The writing is excellent –it was a pleasure to read. Waugh can be very funny too. The image of Anthony Blanche declaiming ‘The Waste Land’ from a balcony through a megaphone got me laughing, as did the way Charles’s father played out the fantasy that Jorkins, the dinner guest, was American…..and lots more. There weren’t many (any?) likeable characters in the book, but that’s how it is. They were all self-destructive, self-pitying, selfish and largely their own worst enemies. They were well drawn though, and believable (I’ve met people a bit like most of them). The structure of the novel was good too.

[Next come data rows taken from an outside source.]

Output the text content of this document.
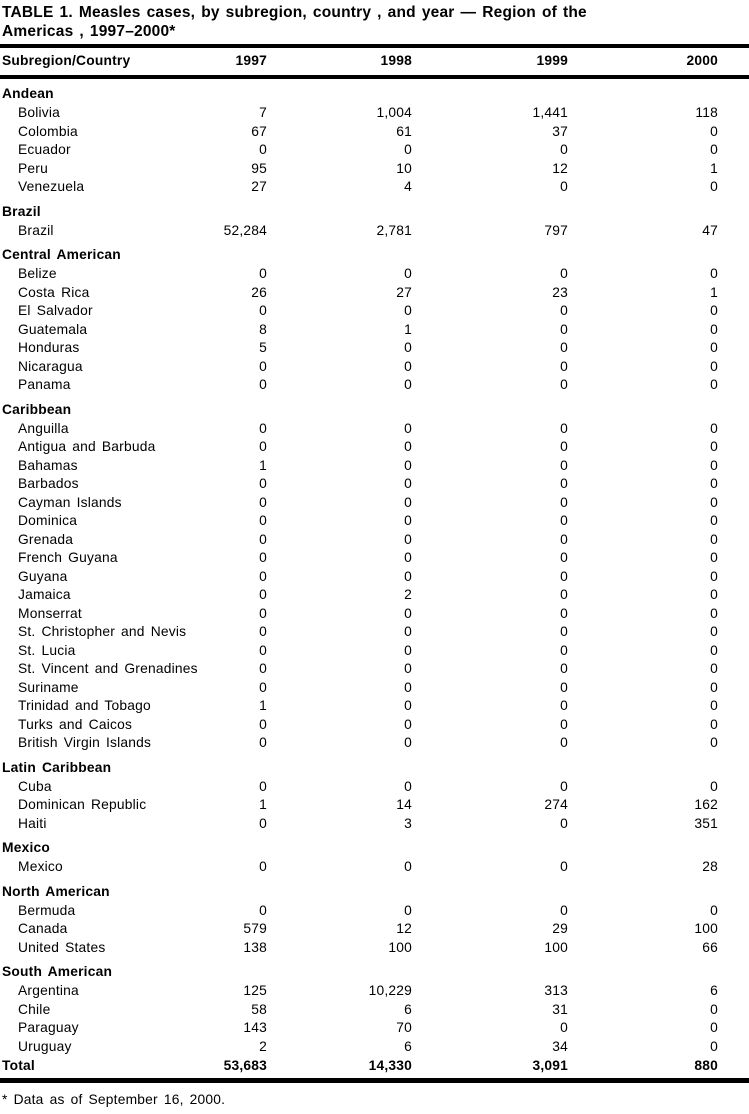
TABLE 1. Measles cases, by subregion, country , and year — Region of the
Americas , 1997–2000*
Subregion/Country	1997	1998	1999	2000
Andean				
Bolivia	7	1,004	1,441	118
Colombia	67	61	37	0
Ecuador	0	0	0	0
Peru	95	10	12	1
Venezuela	27	4	0	0
Brazil				
Brazil	52,284	2,781	797	47
Central American				
Belize	0	0	0	0
Costa Rica	26	27	23	1
El Salvador	0	0	0	0
Guatemala	8	1	0	0
Honduras	5	0	0	0
Nicaragua	0	0	0	0
Panama	0	0	0	0
Caribbean				
Anguilla	0	0	0	0
Antigua and Barbuda	0	0	0	0
Bahamas	1	0	0	0
Barbados	0	0	0	0
Cayman Islands	0	0	0	0
Dominica	0	0	0	0
Grenada	0	0	0	0
French Guyana	0	0	0	0
Guyana	0	0	0	0
Jamaica	0	2	0	0
Monserrat	0	0	0	0
St. Christopher and Nevis	0	0	0	0
St. Lucia	0	0	0	0
St. Vincent and Grenadines	0	0	0	0
Suriname	0	0	0	0
Trinidad and Tobago	1	0	0	0
Turks and Caicos	0	0	0	0
British Virgin Islands	0	0	0	0
Latin Caribbean				
Cuba	0	0	0	0
Dominican Republic	1	14	274	162
Haiti	0	3	0	351
Mexico				
Mexico	0	0	0	28
North American				
Bermuda	0	0	0	0
Canada	579	12	29	100
United States	138	100	100	66
South American				
Argentina	125	10,229	313	6
Chile	58	6	31	0
Paraguay	143	70	0	0
Uruguay	2	6	34	0
Total	53,683	14,330	3,091	880
* Data as of September 16, 2000.
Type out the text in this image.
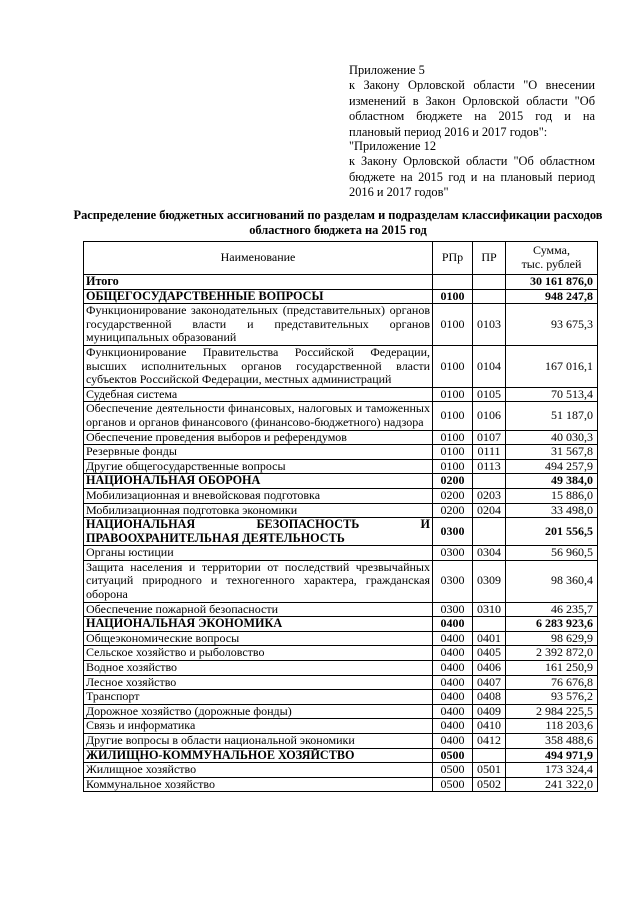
Приложение 5
к Закону Орловской области "О внесении изменений в Закон Орловской области "Об областном бюджете на 2015 год и на плановый период 2016 и 2017 годов":
"Приложение 12
к Закону Орловской области "Об областном бюджете на 2015 год и на плановый период 2016 и 2017 годов"
Распределение бюджетных ассигнований по разделам и подразделам классификации расходов областного бюджета на 2015 год
Наименование	РПр	ПР	Сумма,
тыс. рублей

Итого			30 161 876,0
ОБЩЕГОСУДАРСТВЕННЫЕ ВОПРОСЫ	0100		948 247,8
Функционирование законодательных (представительных) органов государственной власти и представительных органов муниципальных образований	0100	0103	93 675,3
Функционирование Правительства Российской Федерации, высших исполнительных органов государственной власти субъектов Российской Федерации, местных администраций	0100	0104	167 016,1
Судебная система	0100	0105	70 513,4
Обеспечение деятельности финансовых, налоговых и таможенных органов и органов финансового (финансово-бюджетного) надзора	0100	0106	51 187,0
Обеспечение проведения выборов и референдумов	0100	0107	40 030,3
Резервные фонды	0100	0111	31 567,8
Другие общегосударственные вопросы	0100	0113	494 257,9
НАЦИОНАЛЬНАЯ ОБОРОНА	0200		49 384,0
Мобилизационная и вневойсковая подготовка	0200	0203	15 886,0
Мобилизационная подготовка экономики	0200	0204	33 498,0
НАЦИОНАЛЬНАЯ БЕЗОПАСНОСТЬ И ПРАВООХРАНИТЕЛЬНАЯ ДЕЯТЕЛЬНОСТЬ	0300		201 556,5
Органы юстиции	0300	0304	56 960,5
Защита населения и территории от последствий чрезвычайных ситуаций природного и техногенного характера, гражданская оборона	0300	0309	98 360,4
Обеспечение пожарной безопасности	0300	0310	46 235,7
НАЦИОНАЛЬНАЯ ЭКОНОМИКА	0400		6 283 923,6
Общеэкономические вопросы	0400	0401	98 629,9
Сельское хозяйство и рыболовство	0400	0405	2 392 872,0
Водное хозяйство	0400	0406	161 250,9
Лесное хозяйство	0400	0407	76 676,8
Транспорт	0400	0408	93 576,2
Дорожное хозяйство (дорожные фонды)	0400	0409	2 984 225,5
Связь и информатика	0400	0410	118 203,6
Другие вопросы в области национальной экономики	0400	0412	358 488,6
ЖИЛИЩНО-КОММУНАЛЬНОЕ ХОЗЯЙСТВО	0500		494 971,9
Жилищное хозяйство	0500	0501	173 324,4
Коммунальное хозяйство	0500	0502	241 322,0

It’s just Waugh’s presentation of religion that I hated so much. I actually empathise with the basic theme that the wealth, talent, privilege, romance and so on can turn out to be unsatisfying and empty when valued for themselves, and that people are drawn to strange and unexpected places and situations by a God who seeks them out. But Waugh’s God is such a terrible phoney fraud, characterised by superstition, upper-class Englishness and self satisfaction. The climax, which occurs when Lord Brideshead, after a lifetime of living as an atheistic, unspeakable selfish pig, twiddles his fingers during the Last Rites and apparently receives a very superior kind of salvation, makes me want to hurl the book across the room. Such a scene probably says lots about the RC convert Waugh, who lived in real life remarkably like Brideshead. So my main objections are really personal, and shouldn’t stand in the way of recognising this as a good (if not great) work of literature.

Initially, I personally found this book interesting and endearing. However, with the surfeit of detail and lack of hard story line this interest quickly turned to tedium / boredom. At this stage, I started to find the book to be a chore to read, and only finished it because of the need to produce review comment.
The amount of detail in the book was overbearing, and the main theme ('social interaction') is not a subject of particular interest to me. Having said this, I found the characterisation particularly good and realistic. How could it not be, with so much text being devoted to the subject. The descriptions of the various locations were engaging, as was the atmosphere of the book, set in the upper class pre-WW2 era. Overall, the book did not give me the 'feel-good factor', quite the reverse; I think it has probably had a depressive effect.

The Times thought this book “Lush and evocative…the one Waugh which best expresses at once the profundity of change and the indomitable endurance of the human spirit”.  Profound words – it would take me a fortnight to come up with a review like that – but I wonder, were we reading the same book? I feel like I’m looking through the other end of a telescope here at an alien world with which I have no common frame of reference and sadly, no sympathy.

I’m not sure for whom I should be rooting in this book. Most definitely not the system – on this the author and I can agree – but I think I’m supposed  to feel a bit of sly sympathy for Charles and Julia; storm tossed lovers on a sea of social inadequacy. But it’s hard when their dialogue is completely impenetrable and their air of smug satisfaction strangles any empathy. We are left in no doubt to their superiority; superiority to Charles’ children, to Celia, to Rex and in the end to each other.